Donna had to hold back a laugh at the phrasing, as Blatt was not in a mood to listen to anyone else's laughter. "Not really. They just went there with my middle child for a day, to gather mushrooms." Donna awaited mushroom soup any day now, as did Theodosius.
"I hope they're not going to peddle them on a bus stop," Grass said seriously.
"Oh, no, there won't be any left over for that." Theodosius took off his cap and fanned himself with it. "I'm sure they'll all be devoured eagerly."
Grass sighed. "I'm sure it's nice in the forest," she said. "Wouldn't it be nice to stroll down a shady path?" she asked nobody in particular.
Donna didn't have the heart to reply, and neither did Theodosius. Grass, Blatt, and Stone began to discuss their experiences with forests, but all Donna could think about was that she knew she would see one someday, but all they had was hope.
A/N: The edible mushroom that looks like a deathcap is the paddy straw mushroom. The two are native to different parts of the world, but there have been cases of immigrants mistaking the former for the latter. Young specimens of deathcaps and the closely related destroying angels (their names say a lot about their lethality) can also be mistaken for puffballs, so if you want to pick a puffball, make sure you know how to tell the difference.
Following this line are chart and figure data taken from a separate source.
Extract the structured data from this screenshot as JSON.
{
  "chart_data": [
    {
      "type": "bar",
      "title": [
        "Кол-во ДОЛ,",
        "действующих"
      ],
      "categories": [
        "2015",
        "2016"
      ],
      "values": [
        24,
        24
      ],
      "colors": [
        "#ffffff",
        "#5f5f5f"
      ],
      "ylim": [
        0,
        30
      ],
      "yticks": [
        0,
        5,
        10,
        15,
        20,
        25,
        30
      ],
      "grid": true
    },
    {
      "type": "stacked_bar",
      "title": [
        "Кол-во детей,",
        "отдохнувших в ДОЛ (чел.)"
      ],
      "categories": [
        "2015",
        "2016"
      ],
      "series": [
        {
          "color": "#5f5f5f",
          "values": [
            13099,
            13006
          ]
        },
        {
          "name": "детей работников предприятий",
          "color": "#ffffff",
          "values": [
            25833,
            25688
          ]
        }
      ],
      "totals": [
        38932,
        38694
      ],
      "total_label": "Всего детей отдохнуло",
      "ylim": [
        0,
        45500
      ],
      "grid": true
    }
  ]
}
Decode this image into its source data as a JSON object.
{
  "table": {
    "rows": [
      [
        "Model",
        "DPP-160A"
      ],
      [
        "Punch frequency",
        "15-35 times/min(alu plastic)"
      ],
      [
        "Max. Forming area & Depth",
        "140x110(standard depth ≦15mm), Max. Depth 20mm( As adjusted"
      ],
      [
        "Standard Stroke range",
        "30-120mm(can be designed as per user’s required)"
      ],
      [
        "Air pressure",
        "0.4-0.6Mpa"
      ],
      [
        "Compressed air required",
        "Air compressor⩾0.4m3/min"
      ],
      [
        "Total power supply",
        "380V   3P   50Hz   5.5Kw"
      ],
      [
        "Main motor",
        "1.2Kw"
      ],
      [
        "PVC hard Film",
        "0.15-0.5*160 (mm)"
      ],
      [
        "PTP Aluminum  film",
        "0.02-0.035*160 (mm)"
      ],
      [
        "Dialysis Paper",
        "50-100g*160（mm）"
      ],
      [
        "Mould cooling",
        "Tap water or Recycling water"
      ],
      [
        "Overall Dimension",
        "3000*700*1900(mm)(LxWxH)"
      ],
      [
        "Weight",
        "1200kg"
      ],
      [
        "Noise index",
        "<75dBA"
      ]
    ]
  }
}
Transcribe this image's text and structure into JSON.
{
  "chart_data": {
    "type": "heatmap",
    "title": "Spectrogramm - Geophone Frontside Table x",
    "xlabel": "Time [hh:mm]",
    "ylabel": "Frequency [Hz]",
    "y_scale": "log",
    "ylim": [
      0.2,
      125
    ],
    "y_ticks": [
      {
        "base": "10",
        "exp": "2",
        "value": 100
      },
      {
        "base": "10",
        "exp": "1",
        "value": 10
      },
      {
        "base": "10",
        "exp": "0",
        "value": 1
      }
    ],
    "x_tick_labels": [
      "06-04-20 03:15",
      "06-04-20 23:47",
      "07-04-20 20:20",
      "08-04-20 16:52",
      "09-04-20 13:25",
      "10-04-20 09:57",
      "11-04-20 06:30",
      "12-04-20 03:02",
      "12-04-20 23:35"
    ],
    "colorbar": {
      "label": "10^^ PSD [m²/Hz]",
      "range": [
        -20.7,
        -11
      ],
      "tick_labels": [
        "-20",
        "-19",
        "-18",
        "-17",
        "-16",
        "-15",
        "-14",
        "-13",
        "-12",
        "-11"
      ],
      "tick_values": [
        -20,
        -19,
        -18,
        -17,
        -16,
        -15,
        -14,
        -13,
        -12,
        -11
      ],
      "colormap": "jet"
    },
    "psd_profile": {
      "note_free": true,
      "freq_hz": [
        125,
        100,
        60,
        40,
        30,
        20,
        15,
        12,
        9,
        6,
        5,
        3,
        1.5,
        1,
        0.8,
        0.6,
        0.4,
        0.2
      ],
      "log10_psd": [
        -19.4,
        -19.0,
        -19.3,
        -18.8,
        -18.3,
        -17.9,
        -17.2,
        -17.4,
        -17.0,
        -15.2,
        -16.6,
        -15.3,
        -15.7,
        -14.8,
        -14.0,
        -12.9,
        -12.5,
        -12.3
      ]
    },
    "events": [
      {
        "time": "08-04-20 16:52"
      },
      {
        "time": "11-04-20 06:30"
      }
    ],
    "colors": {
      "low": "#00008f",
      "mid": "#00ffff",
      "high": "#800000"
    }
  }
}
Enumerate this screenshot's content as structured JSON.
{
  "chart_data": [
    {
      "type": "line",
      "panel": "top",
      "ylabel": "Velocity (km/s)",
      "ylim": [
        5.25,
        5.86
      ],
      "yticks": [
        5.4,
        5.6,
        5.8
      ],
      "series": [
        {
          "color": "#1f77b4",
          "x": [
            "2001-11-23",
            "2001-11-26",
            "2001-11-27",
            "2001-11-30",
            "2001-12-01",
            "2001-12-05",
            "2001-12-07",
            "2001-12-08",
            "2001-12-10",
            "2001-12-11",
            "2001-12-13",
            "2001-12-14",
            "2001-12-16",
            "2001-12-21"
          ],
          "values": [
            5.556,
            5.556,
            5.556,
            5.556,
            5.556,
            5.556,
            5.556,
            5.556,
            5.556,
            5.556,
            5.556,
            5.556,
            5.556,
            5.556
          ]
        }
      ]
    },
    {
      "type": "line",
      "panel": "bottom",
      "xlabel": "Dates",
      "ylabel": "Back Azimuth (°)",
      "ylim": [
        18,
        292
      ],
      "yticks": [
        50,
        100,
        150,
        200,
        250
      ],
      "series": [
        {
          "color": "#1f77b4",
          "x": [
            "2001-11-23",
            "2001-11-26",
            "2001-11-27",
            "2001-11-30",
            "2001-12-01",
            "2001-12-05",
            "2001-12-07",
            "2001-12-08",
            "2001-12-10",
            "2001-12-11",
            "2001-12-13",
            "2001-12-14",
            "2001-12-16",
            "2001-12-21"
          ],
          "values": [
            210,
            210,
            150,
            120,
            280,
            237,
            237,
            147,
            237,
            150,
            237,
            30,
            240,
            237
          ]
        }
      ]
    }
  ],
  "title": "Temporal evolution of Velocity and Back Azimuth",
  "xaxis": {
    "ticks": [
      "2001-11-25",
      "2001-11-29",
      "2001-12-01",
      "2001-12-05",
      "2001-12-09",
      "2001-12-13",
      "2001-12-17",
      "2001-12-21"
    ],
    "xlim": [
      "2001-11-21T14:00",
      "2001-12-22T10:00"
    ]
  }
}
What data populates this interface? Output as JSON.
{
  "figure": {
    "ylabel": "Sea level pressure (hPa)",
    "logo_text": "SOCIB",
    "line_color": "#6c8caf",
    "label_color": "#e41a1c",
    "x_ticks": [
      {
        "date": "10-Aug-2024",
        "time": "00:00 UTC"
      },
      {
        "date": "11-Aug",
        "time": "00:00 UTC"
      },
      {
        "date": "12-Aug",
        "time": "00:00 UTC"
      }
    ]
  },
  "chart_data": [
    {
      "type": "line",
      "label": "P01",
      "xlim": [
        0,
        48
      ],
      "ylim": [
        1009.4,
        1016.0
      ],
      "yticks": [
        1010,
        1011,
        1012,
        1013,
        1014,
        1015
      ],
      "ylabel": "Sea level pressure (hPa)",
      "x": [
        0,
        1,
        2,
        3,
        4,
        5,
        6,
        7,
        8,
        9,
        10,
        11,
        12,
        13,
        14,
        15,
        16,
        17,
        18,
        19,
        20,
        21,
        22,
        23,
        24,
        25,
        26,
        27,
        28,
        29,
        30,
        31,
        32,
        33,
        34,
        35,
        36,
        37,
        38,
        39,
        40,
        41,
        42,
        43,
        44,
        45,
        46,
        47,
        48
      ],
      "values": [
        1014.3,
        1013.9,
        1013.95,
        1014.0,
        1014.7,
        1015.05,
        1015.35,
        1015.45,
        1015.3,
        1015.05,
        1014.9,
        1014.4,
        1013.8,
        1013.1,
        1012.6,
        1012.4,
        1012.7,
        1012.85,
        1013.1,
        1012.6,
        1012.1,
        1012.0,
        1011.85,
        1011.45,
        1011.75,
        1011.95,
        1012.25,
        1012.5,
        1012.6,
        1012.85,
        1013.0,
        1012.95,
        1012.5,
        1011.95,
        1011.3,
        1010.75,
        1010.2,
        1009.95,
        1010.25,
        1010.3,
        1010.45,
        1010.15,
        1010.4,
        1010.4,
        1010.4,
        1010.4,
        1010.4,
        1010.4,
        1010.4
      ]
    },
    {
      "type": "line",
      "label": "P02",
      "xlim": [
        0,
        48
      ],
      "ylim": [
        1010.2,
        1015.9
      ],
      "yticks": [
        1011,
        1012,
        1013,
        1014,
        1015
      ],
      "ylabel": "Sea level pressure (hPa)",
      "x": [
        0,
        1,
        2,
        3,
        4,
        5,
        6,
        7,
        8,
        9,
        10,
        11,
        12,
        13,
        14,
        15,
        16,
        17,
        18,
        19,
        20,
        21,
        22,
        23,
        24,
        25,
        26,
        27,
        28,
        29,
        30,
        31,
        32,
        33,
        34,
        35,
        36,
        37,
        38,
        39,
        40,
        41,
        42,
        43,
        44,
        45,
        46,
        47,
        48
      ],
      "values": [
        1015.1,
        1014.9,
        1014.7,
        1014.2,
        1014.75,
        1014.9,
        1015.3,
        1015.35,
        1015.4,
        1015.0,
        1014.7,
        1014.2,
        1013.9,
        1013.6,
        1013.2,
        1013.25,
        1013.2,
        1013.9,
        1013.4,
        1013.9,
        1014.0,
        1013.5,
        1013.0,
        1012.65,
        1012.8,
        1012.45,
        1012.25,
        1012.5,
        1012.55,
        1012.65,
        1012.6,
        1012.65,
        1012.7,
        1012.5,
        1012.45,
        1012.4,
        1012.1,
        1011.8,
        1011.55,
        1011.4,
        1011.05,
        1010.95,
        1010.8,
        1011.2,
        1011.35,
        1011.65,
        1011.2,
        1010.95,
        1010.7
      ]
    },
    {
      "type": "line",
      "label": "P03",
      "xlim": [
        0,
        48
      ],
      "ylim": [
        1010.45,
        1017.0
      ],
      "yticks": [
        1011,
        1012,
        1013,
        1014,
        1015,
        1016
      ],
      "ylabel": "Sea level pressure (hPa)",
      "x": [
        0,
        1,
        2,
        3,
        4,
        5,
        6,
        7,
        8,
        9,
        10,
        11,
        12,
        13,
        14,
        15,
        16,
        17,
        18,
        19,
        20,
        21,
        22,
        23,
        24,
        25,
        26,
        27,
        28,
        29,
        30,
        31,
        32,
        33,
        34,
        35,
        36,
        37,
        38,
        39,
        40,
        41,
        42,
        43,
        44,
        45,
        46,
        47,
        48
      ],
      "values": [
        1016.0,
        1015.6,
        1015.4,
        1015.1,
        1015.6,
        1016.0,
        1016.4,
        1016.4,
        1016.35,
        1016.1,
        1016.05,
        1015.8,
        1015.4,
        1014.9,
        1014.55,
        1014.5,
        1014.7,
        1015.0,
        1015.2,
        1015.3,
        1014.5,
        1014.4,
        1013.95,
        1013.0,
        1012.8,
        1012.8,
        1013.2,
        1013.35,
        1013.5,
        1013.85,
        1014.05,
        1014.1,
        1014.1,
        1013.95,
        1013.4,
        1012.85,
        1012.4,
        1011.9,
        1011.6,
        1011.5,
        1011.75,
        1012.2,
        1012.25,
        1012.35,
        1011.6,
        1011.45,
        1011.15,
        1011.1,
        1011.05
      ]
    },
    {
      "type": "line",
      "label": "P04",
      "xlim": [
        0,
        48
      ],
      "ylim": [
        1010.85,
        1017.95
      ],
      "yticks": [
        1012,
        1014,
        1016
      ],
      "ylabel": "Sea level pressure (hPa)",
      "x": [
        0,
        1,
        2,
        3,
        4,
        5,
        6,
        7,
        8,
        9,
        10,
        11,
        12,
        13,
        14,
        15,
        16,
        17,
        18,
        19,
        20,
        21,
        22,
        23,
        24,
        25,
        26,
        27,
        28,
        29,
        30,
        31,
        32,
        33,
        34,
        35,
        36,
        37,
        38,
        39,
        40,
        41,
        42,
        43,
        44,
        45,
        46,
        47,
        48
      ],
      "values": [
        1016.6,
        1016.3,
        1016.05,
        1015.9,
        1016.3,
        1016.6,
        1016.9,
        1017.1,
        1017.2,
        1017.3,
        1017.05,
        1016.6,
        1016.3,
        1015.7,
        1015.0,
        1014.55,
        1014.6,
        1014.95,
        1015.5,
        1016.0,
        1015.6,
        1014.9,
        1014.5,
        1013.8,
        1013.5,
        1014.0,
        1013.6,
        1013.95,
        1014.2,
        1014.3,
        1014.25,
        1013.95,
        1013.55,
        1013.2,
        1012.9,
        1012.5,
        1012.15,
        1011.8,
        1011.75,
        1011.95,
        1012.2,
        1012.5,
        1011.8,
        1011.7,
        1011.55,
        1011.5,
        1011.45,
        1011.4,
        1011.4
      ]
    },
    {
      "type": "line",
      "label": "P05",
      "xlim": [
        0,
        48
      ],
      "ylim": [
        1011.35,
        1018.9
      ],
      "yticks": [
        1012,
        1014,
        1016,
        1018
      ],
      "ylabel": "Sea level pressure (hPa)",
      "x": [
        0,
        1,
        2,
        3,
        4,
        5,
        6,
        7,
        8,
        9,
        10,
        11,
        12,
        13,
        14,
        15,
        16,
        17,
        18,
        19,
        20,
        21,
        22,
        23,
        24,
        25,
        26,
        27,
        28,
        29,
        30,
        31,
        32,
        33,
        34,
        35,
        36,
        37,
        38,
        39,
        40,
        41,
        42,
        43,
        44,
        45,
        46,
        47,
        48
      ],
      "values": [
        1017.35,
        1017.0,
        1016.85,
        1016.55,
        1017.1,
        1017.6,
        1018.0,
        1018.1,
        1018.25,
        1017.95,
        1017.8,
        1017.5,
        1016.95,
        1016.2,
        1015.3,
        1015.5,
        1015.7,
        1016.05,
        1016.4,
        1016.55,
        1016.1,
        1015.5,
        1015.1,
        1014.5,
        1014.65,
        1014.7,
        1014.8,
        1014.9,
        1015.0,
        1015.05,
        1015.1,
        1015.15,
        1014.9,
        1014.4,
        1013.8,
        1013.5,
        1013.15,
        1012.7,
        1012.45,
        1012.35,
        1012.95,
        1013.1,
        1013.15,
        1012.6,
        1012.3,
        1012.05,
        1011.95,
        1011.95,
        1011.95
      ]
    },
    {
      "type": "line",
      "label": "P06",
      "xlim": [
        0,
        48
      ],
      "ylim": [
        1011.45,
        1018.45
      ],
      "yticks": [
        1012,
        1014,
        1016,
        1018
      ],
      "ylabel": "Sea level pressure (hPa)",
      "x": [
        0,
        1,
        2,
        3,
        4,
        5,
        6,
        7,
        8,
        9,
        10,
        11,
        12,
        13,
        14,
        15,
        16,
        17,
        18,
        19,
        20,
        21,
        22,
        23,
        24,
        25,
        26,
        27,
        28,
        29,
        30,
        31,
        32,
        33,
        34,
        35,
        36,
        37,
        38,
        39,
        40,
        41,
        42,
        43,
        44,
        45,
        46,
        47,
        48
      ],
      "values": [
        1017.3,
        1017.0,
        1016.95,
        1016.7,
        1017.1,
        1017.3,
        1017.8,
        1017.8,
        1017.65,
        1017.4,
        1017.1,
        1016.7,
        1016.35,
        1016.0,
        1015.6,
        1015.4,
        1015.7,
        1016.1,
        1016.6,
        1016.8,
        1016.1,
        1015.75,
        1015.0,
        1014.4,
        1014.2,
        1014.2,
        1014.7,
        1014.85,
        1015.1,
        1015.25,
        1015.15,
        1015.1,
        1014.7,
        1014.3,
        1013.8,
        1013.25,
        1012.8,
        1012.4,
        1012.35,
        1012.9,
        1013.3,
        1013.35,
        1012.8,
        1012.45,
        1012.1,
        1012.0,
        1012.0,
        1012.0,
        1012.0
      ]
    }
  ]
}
Donna underestimates the danger of deathcaps - in order to get help early, you have to know you ate it, and symptoms often only start to appear by the time that the liver and kidneys are irreversibly damaged. So do your research before picking and eating mushrooms!
In case you missed it the first time around, the movie about the Steelworks trial is perceived in society similarly to how the 1961 movie 'Judgement at Nuremberg' was received in real life.